Policy Initiative Spotlight: Teddy’s Big Ditch Grows Deeper
by Steven J. Markovich
March 11, 2013
This summer, a billion-dollar project will begin to raise the road deck of the Bayonne Bridge that links Staten Island to Jersey City, and provides access to Manhattan via the Holland Tunnel. The project is not being undertaken because of safety concerns about the current bridge, but rather to allow larger container ships to pass underneath it and reach the Port of New York and New Jersey. It’s just one of several port projects in anticipation of the widening of the Panama Canal.
By early 2015, the Panama Canal is scheduled to complete a $5.25 billion expansion project that began in 2007 to widen and deepen existing navigational channels to allow larger ships to traverse the isthmus, and construct new sets of locks to increase capacity.
The scale of global trade has increased remarkably since Theodore Roosevelt championed the U.S. effort to build the canal. From 1915 to 2012, tonnage to cross the 48-mile link increased from 5 million to 334 million. Today, the largest ships that can cross the isthmus are the so-called panamax vessels that can carry 4,500 shipping containers. The expansion project—the largest undertaken since the canal opened in 1914—will allow post-panamax vessels carrying nearly three times that cargo to make that journey.
It’s an important development for global commerce. Post-panamax ships have lower shipping costs; per container costs are more than 50 percent less than a panamax ship. While post-panamax vessels account for only 16 percent of the global container fleet, they already carry 45 percent of cargo, with those shares projected to respectively grow to 27 and 62 percent by 2013.
Analysts say the canal’s expansion will be a particular boon to the shipment of liquefied natural gas (LNG). LNG tankers are too large to pass through today’s Panama Canal. With the Sabine Pass LNG export terminal expected to open in Louisiana in 2015, and other terminals proposed, the expansion project is well-timed to aid the flow of natural gas from shale fields in the United States to Asian energy markets where the price for this resource is several times higher. Some experts estimate the canal expansion could reduce shipping costs on this route by $1 per million BTU.
CFR Senior Fellow Michael Levi explained the benefits of a wider Panama Canal to LNG trade in a study published last year with the Brooking Institution’s Hamilton Project: “LNG tankers departing the Gulf of Mexico or the East Coast of the United States currently need to travel all the way around South America to reach Asia, adding considerable cost to their trips and eroding potential gains from trade.”

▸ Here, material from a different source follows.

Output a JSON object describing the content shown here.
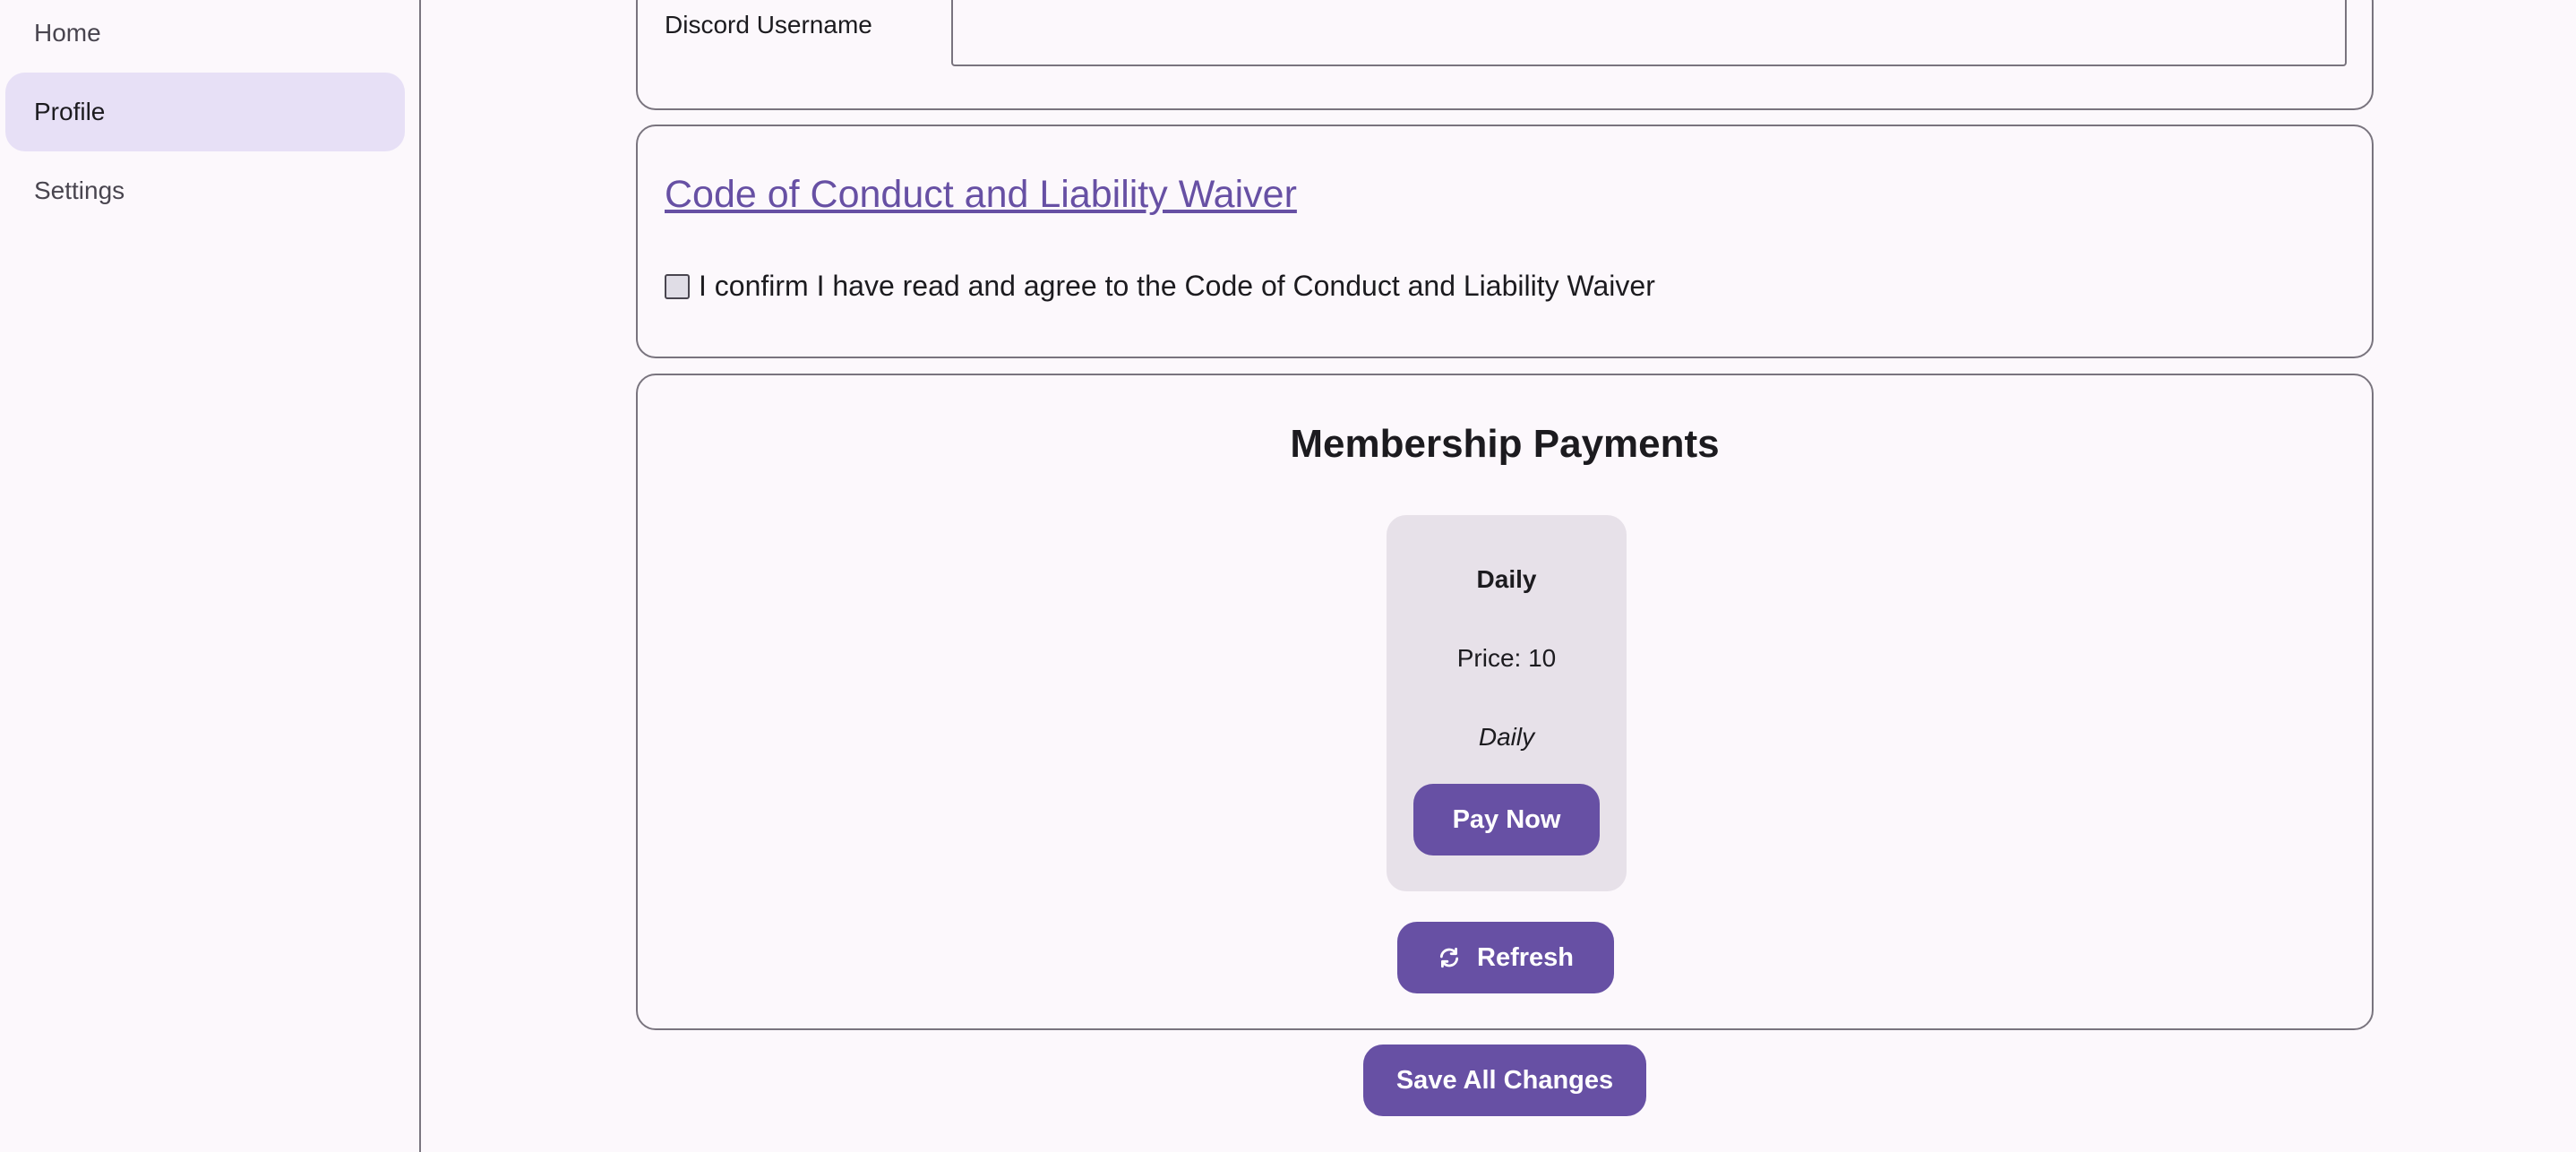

The project has also prompted intranational competition. Los Angeles/Long Beach (LA/LB) is the nation’s largest port, handling 40 percent of U.S. cargo traffic. But with the canal expansion, eastern ports could potentially take up to a quarter of LA/LB’s business, so the port authority has planned $6 billion of upgrades, part of the $46 billion in upgrades to U.S. ports funded by public or private sources over the next five years.
Today, just four U.S. ports are ready for post-panamax ships: Norfolk in the east and LA/LB, Oakland, and Seattle in the west. Colliers predicts another four will be post-panamax ready by 2015: Baltimore, New York, Miami, and Houston. The infrastructure investments at these ports and others such as Charleston, Savannah, and New Orleans, range from dredging waterways and adding cranes, to preparing intermodal support networks, including railways modifications for the increased height of double stacked containers.The raising of the Bayonne Bridge is one of seven port projects the Obama administration announced it would help expedite last summer, the first set of more than 40 infrastructure projects to be fast-tracked for review by executive order. The president said the “commitment to move these port projects forward faster will help drive job growth and strengthen the economy.”
Still, Robert Puentes, a transportation expert at the Brookings Institution stressed the need for greater federal leadership on this issue, perhaps in developing a comprehensive freight policy like many other nations. “I can’t see the federal government picking winners and losers” he said in a New York Times interview, but “they could provide a little more guidance — where right now they are providing none.”